Jean Baptiste Point DuSable: His name echoed throughout the city this year as Lake Shore Drive was rechristened in his honor. But how do we think about DuSable in the 21st century — and what, in turn, does that say about us as a city?

DuSable is considered the first nonnative settler in the place we now know as Chicago. Once we might have considered him the “founder” of Chicago, but as we reevaluate historical narratives that erase Indigenous influences on our society, this language has fallen out of favor. It should be noted that DuSable likely succeeded in his time trading on the banks of the Chicago River in large part because of the support and translation skills of his Potawatomi wife, Kitihawa. So what, then, to make of DuSable, a man possibly born of a French enslaver father and an African enslaved mother in present-day Haiti? DuSable’s legacy at any given moment in Chicago is more an illustration of contemporary attitudes than of the man himself.

DuSable High School opened in the 1930s when a still-nascent migration had already begun to dramatically reshape the demographics of Chicago. The powers that governed the city recognized a need for a new high school to serve the exploding population resulting from the Great Migration. The powers also preferred for that educational service to happen in buildings separate from white students. And so this early evocation of DuSable points to a growing Black community centered on the South Side and to the white power structure’s dealing with the demands this community would place on the city both implicitly and explicitly. To name the school after this early Black settler seems a concession to Black Chicago’s growing influence as well as a useful marker of the school as Black — helpful information in a rapidly changing landscape.

The DuSable Museum of African American History was founded in 1961 as the Ebony Museum of Negro History and Art and renamed in 1968. The moment at which the museum became the DuSable was during the transition from the civil rights movement to the Black Power movement. That seems a potent time, when “Black” was becoming a powerful political and cultural signifier for African Americans, to have invoked the memory of Chicago’s African-descended pioneer.

What do we make of the celebration of DuSable in a city that so chronically underserves its Black residents? How do we make sense of a major U.S. city championing a possible son of Hispaniola while federal agents whip and deport Haitians at our borders? DuSable might have been a man born in one unfree land who made his mark on another unfree land. We are a city that celebrates representations of the people we denigrate. Perhaps we are DuSable’s descendants in a way.

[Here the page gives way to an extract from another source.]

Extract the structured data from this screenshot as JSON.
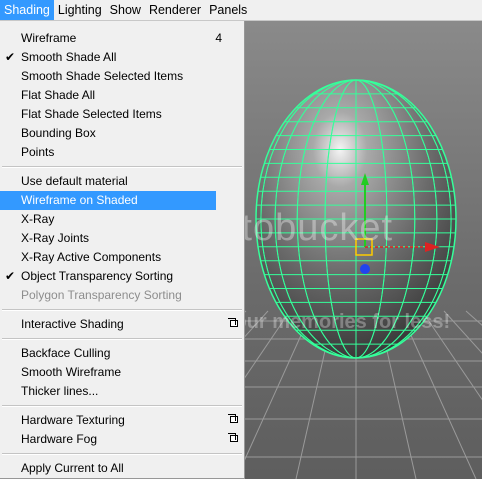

Now Lake Shore Drive is the latest to carry the DuSable name. DuSable the man and DuSable the legacy are somewhat opaque to us, or at least ever changing. But what can we know?

We know that DuSable and his family stayed in Chicago for 20 years and ultimately left. We know that he traded for the time he sat on these shores. We know that his land ended up in the possession of John Kinzie, a white man who would go on to be far more revered as a founder of Chicago for the next two centuries. We know that Lake Shore Drive is now named Jean Baptiste Point DuSable Lake Shore Drive. We know several Black legislators had pushed for this change since the 1990s at least. We know Mayor Lori Lightfoot initially opposed this change and then supported it. We know Black Chicagoans are still here and still important. We also know that many are leaving the city. We know Chicago is a complicated and beautiful home.